Unter dem Strich bleibt der Eindruck einer durchaus anfechtbaren success story. Illiberale Traditionen, die auch über die Aufbruchsjahre zwischen 1950 und 1970 hinweg fortwirkten, bleiben, vor allem durch die thematische Auswahl der Forschungsfelder, unterbelichtet, der Wandel und damit der Erfolg des bundesrepublikanischen Modells erscheint mithin in einem umso helleren Licht. Es ist gerade angesichts des wissenschaftlichen Profils von Ulrich Herbert (es sei an seine Geschichte der Zwangsarbeiter, sein Engagement für ihre "Entschädigung" und an seine wegweisende Biographie des radikal völkischen NS-Täters Werner Best erinnert) irritierend, dass dem Thema Rassismus sowohl in seiner einleitenden Skizze als auch im inhaltlichen Zuschnitt des gesamten Bandes nur eine völlig marginale Rolle zukommt. So fehlt, um nur ein Beispiel zu nennen, der bundesrepublikanische Umgang mit Migranten, welcher angesichts der fortwirkenden fremdenfeindlichen Tendenzen, der langjährigen Verweigerung, Deutschland als Einwanderungsland anzuerkennen und vor allem angesichts der weitgehend stillschweigend geduldeten, gewalttätigen kulturellen Hegemonie von Rechtsradikalen in Teilen Deutschlands deutliche Fragezeichen an die These eines fundamentalliberalisierten Deutschland setzen könnte.

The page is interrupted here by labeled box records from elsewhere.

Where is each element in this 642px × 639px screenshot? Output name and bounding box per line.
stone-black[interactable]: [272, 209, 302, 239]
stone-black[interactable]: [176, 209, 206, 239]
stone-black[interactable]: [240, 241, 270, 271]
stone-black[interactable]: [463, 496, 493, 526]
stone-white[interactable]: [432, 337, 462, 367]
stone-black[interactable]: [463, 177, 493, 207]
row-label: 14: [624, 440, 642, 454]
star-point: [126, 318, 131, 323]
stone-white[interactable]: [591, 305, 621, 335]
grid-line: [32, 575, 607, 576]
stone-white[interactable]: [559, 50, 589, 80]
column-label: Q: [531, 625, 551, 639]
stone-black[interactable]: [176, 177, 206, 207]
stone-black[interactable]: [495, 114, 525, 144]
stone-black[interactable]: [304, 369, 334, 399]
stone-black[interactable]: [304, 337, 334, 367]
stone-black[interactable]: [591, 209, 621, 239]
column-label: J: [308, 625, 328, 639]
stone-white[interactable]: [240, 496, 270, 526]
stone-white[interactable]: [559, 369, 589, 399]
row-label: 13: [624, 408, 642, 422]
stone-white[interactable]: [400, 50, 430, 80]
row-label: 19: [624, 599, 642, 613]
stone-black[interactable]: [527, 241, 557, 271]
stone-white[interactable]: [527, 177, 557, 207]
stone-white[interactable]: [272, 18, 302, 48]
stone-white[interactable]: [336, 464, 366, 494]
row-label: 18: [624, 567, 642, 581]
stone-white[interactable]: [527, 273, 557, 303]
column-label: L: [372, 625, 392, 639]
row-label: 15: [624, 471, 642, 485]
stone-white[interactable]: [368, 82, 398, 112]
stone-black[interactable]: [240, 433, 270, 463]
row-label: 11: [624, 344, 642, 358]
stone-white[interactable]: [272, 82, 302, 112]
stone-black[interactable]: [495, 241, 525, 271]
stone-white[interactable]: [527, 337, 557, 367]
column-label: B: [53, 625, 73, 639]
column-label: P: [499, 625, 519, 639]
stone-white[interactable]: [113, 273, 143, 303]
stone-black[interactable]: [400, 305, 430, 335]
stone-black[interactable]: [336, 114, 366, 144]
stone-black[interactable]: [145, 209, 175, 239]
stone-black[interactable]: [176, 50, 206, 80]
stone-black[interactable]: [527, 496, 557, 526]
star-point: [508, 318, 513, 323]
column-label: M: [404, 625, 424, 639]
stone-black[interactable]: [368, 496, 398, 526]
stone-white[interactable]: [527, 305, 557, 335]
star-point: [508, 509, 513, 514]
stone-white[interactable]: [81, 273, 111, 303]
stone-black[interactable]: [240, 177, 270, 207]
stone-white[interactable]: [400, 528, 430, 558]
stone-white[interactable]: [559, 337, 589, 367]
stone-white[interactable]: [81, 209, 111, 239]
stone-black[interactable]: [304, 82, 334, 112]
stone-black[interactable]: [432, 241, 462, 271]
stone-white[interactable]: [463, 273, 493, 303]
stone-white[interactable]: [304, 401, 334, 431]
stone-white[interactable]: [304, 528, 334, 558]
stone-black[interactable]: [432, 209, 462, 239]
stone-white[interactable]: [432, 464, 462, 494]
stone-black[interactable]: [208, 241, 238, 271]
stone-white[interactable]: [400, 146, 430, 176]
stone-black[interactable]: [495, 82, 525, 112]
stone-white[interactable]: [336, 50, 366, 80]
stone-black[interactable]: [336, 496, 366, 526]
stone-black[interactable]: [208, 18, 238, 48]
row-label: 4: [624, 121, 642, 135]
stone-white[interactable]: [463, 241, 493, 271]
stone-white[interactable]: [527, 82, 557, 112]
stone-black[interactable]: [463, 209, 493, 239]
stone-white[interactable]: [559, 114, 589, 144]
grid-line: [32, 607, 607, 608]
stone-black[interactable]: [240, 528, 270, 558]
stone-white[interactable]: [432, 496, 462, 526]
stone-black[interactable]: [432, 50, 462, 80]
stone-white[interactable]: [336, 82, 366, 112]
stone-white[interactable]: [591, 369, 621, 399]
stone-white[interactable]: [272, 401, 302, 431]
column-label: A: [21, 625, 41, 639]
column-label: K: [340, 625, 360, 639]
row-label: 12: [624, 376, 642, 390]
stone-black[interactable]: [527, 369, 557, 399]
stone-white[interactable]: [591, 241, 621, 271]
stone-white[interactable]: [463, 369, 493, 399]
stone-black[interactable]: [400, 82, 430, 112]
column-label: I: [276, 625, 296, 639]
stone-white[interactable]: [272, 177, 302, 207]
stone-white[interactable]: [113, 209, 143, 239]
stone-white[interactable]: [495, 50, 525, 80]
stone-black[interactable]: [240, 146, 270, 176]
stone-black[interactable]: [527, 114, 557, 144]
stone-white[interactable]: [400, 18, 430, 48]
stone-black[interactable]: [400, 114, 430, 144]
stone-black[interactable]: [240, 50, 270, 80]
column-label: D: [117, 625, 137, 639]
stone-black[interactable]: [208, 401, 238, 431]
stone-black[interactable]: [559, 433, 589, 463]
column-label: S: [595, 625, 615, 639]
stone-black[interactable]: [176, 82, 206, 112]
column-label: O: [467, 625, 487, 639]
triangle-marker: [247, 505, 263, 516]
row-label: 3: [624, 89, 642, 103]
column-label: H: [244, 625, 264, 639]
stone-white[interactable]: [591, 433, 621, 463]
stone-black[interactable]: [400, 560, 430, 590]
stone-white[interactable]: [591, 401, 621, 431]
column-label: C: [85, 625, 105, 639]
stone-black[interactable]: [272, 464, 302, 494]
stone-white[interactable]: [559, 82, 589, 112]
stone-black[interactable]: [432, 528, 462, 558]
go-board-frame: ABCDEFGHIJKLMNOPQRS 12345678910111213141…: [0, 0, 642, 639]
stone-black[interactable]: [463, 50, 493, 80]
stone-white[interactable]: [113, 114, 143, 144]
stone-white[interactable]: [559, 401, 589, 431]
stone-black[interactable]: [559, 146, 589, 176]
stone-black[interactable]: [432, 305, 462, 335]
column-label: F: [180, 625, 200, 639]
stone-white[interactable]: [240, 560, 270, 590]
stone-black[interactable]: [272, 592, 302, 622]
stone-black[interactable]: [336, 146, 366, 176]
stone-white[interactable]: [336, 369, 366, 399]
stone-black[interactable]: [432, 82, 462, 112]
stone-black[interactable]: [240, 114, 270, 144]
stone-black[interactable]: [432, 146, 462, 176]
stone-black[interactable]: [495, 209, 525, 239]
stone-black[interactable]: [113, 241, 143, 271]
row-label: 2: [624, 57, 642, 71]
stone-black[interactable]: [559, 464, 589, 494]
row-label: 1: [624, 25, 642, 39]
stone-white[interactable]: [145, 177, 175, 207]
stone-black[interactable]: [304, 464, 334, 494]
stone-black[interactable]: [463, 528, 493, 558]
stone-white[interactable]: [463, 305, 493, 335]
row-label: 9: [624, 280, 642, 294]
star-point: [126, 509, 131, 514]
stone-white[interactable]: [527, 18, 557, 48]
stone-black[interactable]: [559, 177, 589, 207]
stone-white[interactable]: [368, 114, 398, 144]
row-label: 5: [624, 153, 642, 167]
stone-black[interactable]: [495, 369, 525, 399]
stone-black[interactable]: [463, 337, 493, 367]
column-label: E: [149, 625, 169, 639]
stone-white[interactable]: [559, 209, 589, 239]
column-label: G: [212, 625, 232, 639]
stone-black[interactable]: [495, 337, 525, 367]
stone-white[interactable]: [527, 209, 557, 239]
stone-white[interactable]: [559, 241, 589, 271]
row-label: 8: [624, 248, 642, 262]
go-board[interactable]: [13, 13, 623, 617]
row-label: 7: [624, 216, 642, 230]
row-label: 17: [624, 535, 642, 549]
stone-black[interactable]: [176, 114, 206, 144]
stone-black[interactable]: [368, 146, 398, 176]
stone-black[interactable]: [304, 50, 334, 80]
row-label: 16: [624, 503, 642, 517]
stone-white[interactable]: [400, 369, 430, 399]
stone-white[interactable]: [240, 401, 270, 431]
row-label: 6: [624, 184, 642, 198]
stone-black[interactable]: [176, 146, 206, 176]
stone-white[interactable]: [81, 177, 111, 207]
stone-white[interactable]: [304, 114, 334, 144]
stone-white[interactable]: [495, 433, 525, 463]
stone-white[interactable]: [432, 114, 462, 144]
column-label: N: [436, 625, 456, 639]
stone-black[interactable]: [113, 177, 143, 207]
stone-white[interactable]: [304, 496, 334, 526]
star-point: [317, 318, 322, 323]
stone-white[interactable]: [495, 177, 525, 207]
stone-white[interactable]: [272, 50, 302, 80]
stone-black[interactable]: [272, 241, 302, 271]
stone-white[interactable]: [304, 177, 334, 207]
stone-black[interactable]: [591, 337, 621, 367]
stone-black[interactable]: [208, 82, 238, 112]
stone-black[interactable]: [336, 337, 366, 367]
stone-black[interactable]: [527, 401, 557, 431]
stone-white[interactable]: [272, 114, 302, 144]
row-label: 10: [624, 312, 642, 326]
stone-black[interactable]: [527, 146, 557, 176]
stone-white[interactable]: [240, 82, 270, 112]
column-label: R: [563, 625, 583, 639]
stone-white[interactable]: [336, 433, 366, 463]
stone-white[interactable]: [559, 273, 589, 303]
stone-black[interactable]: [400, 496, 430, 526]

So wurde mit dem Fokus auf Wandel und Liberalisierung primär die eine Seite der Medaille erforscht, dies aber auf eine instruktive Weise. Die Aufsätze eröffnen neue oder vertiefen bekannte Perspektiven auf die Geschichte der Bundesrepublik, durch die komplexe Transformationen sichtbarer werden, die bis in die Gegenwart das Leben in ihr prägen.